15. Bölüm

1.5K 280 219
                                    

Evet ben geldim , bence çok güzel bir bölüm oldu. Artık bazı şeyler gerçek oluyor.

Bi de artı on sekiz yazmayı düşünüyorum, her zaman olmasa da arada olucak, ve ilk artı on sekizli bölüm bir sonraki yeni bölüm de olucak.

Ben daha önce artı on sekiz yazmadığim için biraz düşünmem lazım onun için de sınırı biraz yükselttim.

İnşallah bölümü beğenirsiniz. Keyifli okumalar 🥰🥰

Oy vermeyi ve yorum yapmayı unutmayın 👻👻🌺

______________________________________

Biz

Eda Bolat

İstanbul, bu şehir benim için çok farklıydı. Mardin doğup büyüdüğüm yerken İstanbul benim için özgür olduğum yerdi. Her zaman bu şehri ayrı severdim, şimdi aylar sonra yeniden bu şehre ayak basmıştim ama bi farkla Eda Bolat olarak.

Serkan İstanbul'a gideceğimizi söyleyince önce bir şaşırmıştım. Neden gideceğimizi sorduğumda bana iş için gideceğini ve beni de yanında götürmek istediğini söylemişti.

Benim için güzel bir fırsattı bu ,hem kızları görürdüm hem de özgür olduğum şehri.

Uçaktan inmiş , havalanında bizi bekleyen Serkan'ın arabasına binmistik. Şimdiyse ben o çok özeldiğim havasını içime çekerken aynı zamanda etrafı seyrediyordum.

Bu şehirden nasıl ayrıldığım gelmişti aklıma , bi gece ansızın babaannemin beni çok önemli bir şey olduğunu söyleyip Mardin'e cagirmasiyla ansızın ayrılmıştım bu şehirden , beni neyin beklediğini bilmeden.

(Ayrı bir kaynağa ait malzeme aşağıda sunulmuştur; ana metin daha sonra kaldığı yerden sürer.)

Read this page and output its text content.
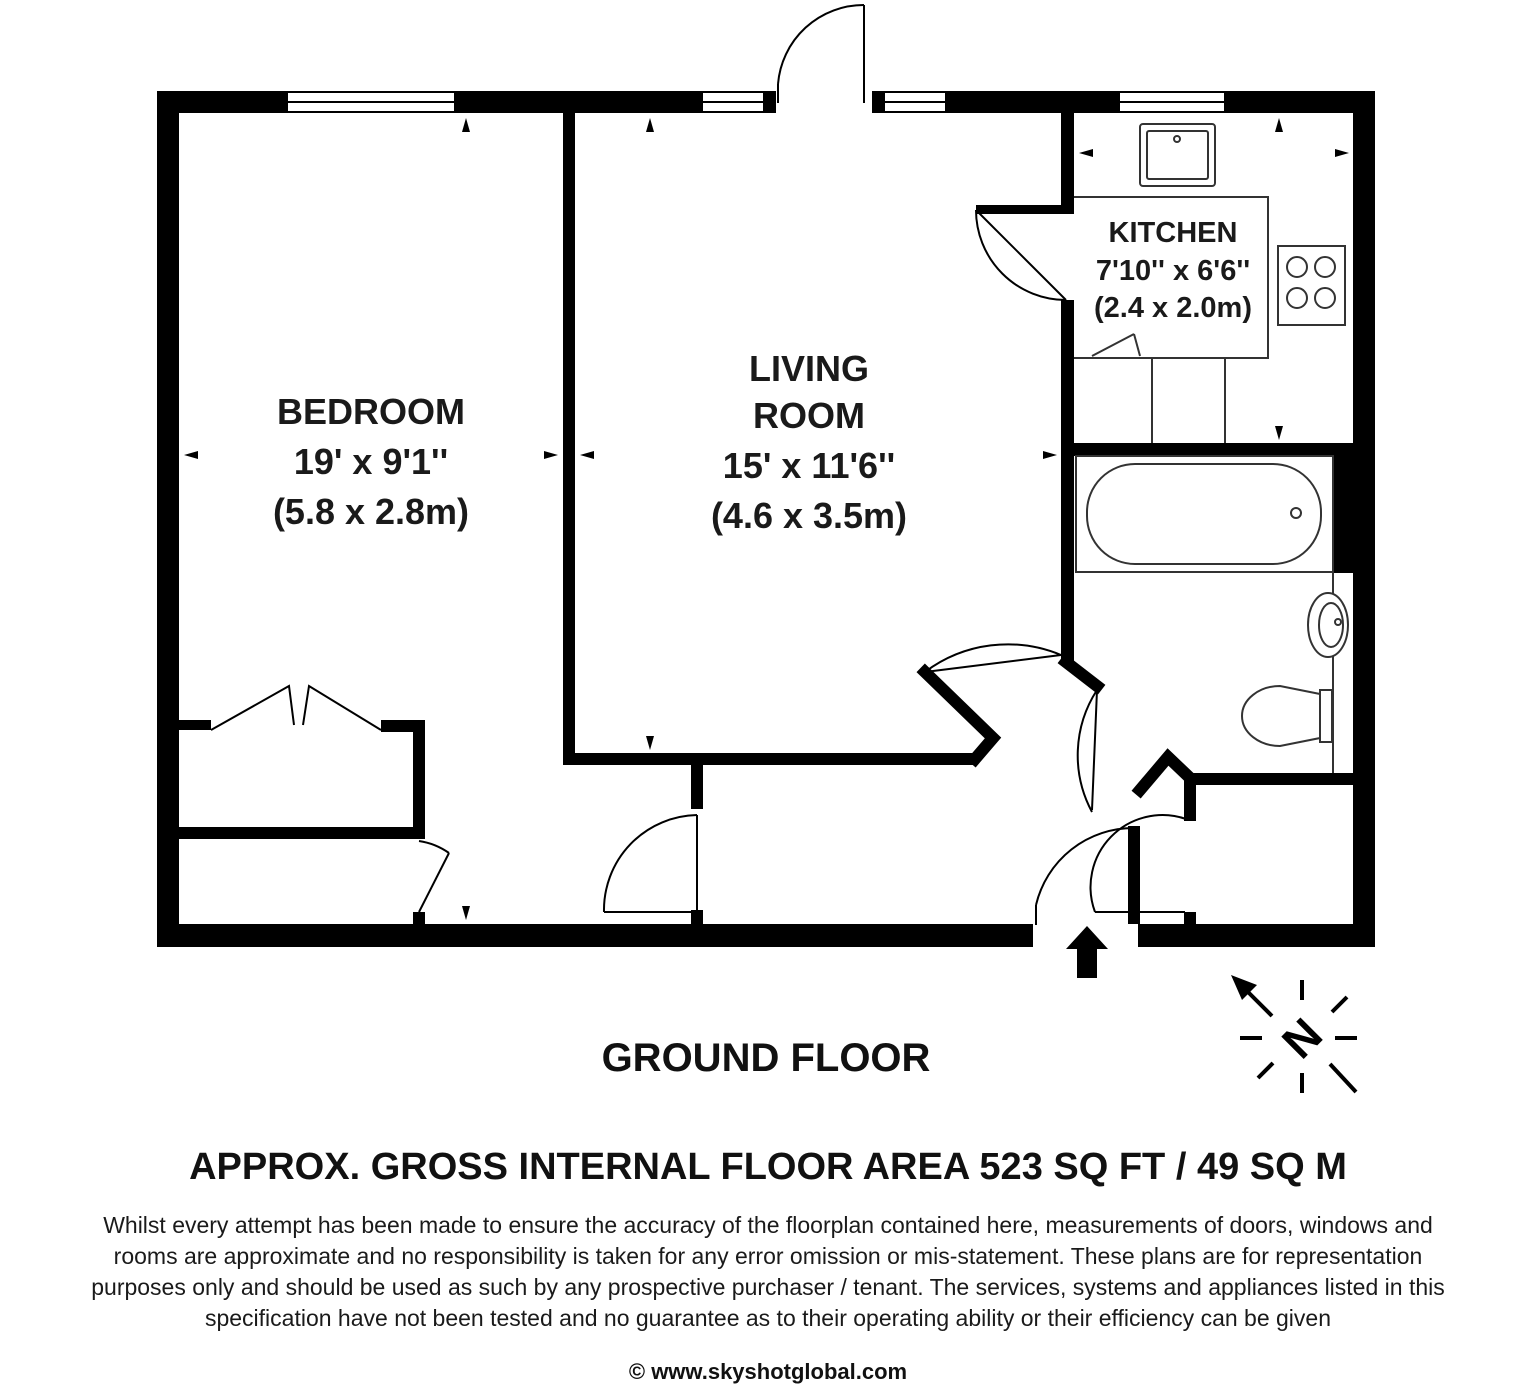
BEDROOM
19' x 9'1''
(5.8 x 2.8m)
LIVING
ROOM
15' x 11'6''
(4.6 x 3.5m)
KITCHEN
7'10'' x 6'6''
(2.4 x 2.0m)
N
GROUND FLOOR
APPROX. GROSS INTERNAL FLOOR AREA 523 SQ FT / 49 SQ M
Whilst every attempt has been made to ensure the accuracy of the floorplan contained here, measurements of doors, windows and
rooms are approximate and no responsibility is taken for any error omission or mis-statement. These plans are for representation
purposes only and should be used as such by any prospective purchaser / tenant. The services, systems and appliances listed in this
specification have not been tested and no guarantee as to their operating ability or their efficiency can be given
© www.skyshotglobal.com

"Ne düşünüyorsun " diyen sese döndüm. "Hiç, sadece bu şehirden nasıl ayrıldığımi " demiştim. Sonrasında aramızda bi konuşma olmadı yol boyunca.

Araba beyaz ve kocaman bir evin önünde durdu. Ben eve hayranlıkla bakarken Serkan'ın "burası benim İstanbul da ki işlerimi halletmek için geldiğim zaman kaldığım evim, artık evimiz" demişti. Evimiz bizim demesine gulumsemistim.

Biz arabadan inince şoförde valizleri içeriye götürmüştü. Yavaş adımlarla etrafa bakarak eve doğru ilerledim. Evin bahçesi bi tarafı güller ile kapalıyken diğer tarafı ise papatyalar ile kaplıydı. Merak etmiştim neden bahçenin bi tarafının gül diğer tarafının papatya olduğunu.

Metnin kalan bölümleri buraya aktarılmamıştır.